One of the houses attacked during Matola Raid
One of the houses attacked during Matola Raid
Bullet holes on the balcony of the house
Bullet holes on the balcony of the house

But I think the Centre’s main focus is to help the front line states remember their relationship as all the countries press forward in their own perspective ways. It’s so important to remember the histories of struggle especially in times of xenophobia when Mozambicans can be killed in South Africa for no other reason then they are foreigners. It’s so important to remember.

My fourth reason for returning to Maputo is language. After liberation from the Portuguese,  Frelimo wanted to unify the country, so they decide to make Portuguese the official language. Now taking on the colonizer’s language has it own implications but the point is most people in Maputo speak Portuguese. Oh and might I mention only Portuguese, like they are not trying to learn English anytime soon. So here I am, barely learning Zulu and now I am thrust into a Portuguese speaking environment with very little English available anywhere. This teaches me several things. First, I am humbled because I think as an English speaker, there is the arrogance that everyone speaks English or at least wants to learn English and that’s not true. Second, that language really is a bridge and a barrier when entering new spaces. It’s one thing to not know the culture, but if you the know the language at least you can ask questions.
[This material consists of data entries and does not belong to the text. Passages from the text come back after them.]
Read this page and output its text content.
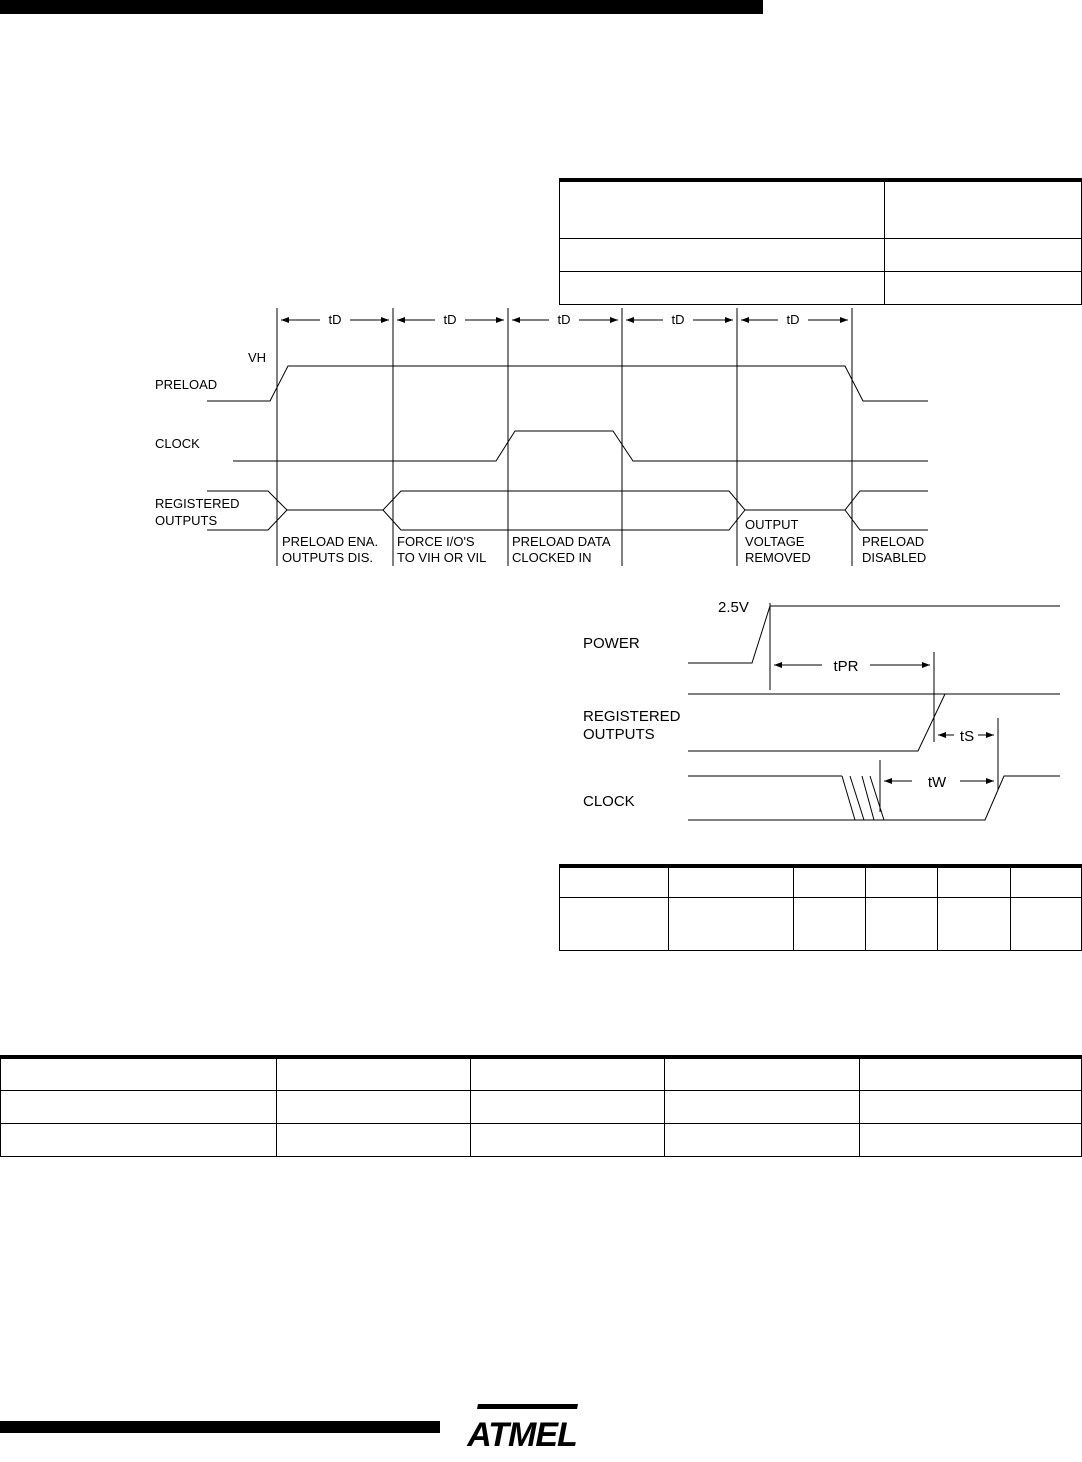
PRELOAD
CLOCK
REGISTERED
OUTPUTS
VH
tD	tD	tD	tD	tD
PRELOAD ENA.
OUTPUTS DIS.
FORCE I/O'S
TO VIH OR VIL
PRELOAD DATA
CLOCKED IN
OUTPUT
VOLTAGE
REMOVED
PRELOAD
DISABLED
POWER
REGISTERED
OUTPUTS
CLOCK
2.5V
tPR
tS
tW

ATMEL
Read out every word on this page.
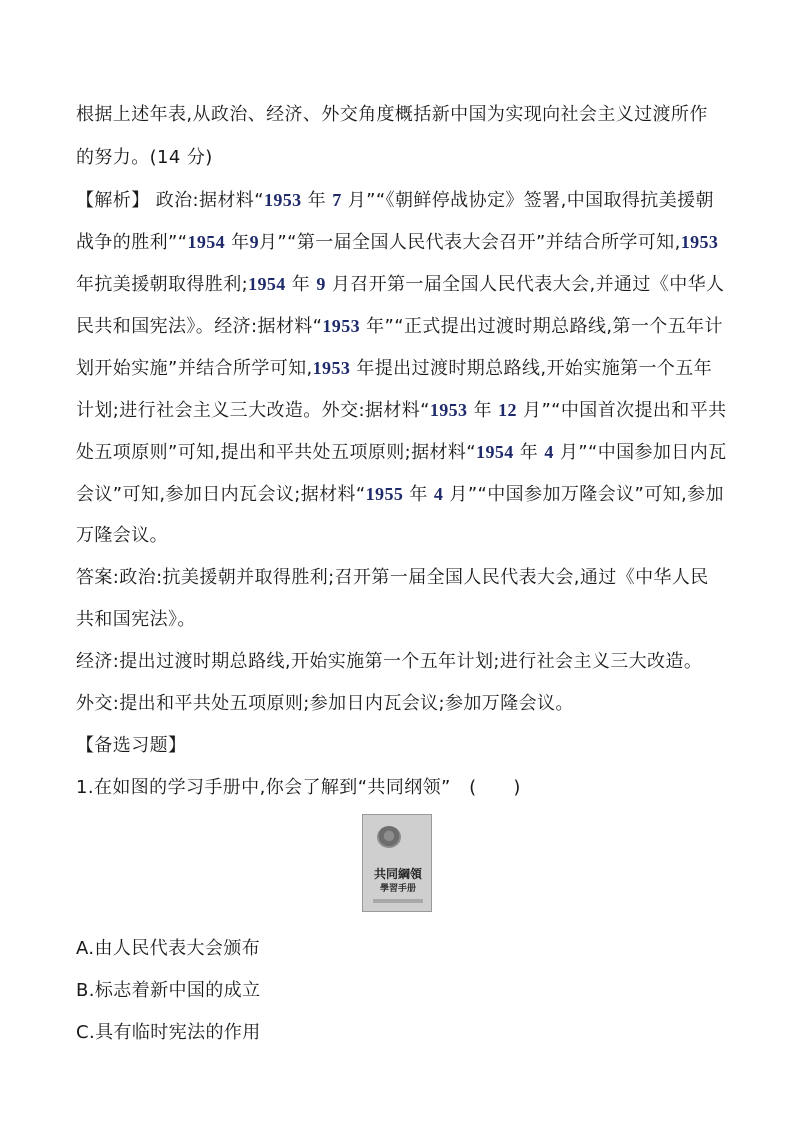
根据上述年表,从政治、经济、外交角度概括新中国为实现向社会主义过渡所作
的努力。(14 分)
【解析】 政治:据材料“1953 年 7 月”“《朝鲜停战协定》签署,中国取得抗美援朝
战争的胜利”“1954 年9月”“第一届全国人民代表大会召开”并结合所学可知,1953
年抗美援朝取得胜利;1954 年 9 月召开第一届全国人民代表大会,并通过《中华人
民共和国宪法》。经济:据材料“1953 年”“正式提出过渡时期总路线,第一个五年计
划开始实施”并结合所学可知,1953 年提出过渡时期总路线,开始实施第一个五年
计划;进行社会主义三大改造。外交:据材料“1953 年 12 月”“中国首次提出和平共
处五项原则”可知,提出和平共处五项原则;据材料“1954 年 4 月”“中国参加日内瓦
会议”可知,参加日内瓦会议;据材料“1955 年 4 月”“中国参加万隆会议”可知,参加
万隆会议。
答案:政治:抗美援朝并取得胜利;召开第一届全国人民代表大会,通过《中华人民
共和国宪法》。
经济:提出过渡时期总路线,开始实施第一个五年计划;进行社会主义三大改造。
外交:提出和平共处五项原则;参加日内瓦会议;参加万隆会议。
【备选习题】
1.在如图的学习手册中,你会了解到“共同纲领”　(　　)
共同綱領
學習手册
A.由人民代表大会颁布
B.标志着新中国的成立
C.具有临时宪法的作用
But if you don’t know the culture or the language, you run the risk of being perceived as rude, arrogant or just a silly American tourist. Lastly, while in Maputo we had the privilege of listening in on a lecture at the Frelimo party, the lecture was in Portuguese. Listening to the lecture, I got a peak into what a study abroad program based in a non-English speaking university would have been like for me. I would have learned Portuguese for sure but it would have been a challenging adjustment yet equally as valuable experience as my current program, that being said, I am very certain everyday that this program is for me, no worries.

In conclusion, Maputo is the place to be, all should go. Learn a little Portuguese before you go there or it will be a struggle but an exciting time nonetheless. I love Maputo, if you did not already know this. It’s the bomb diggity even though Durban holds my heart, Maputo will forever be one of my favorite places.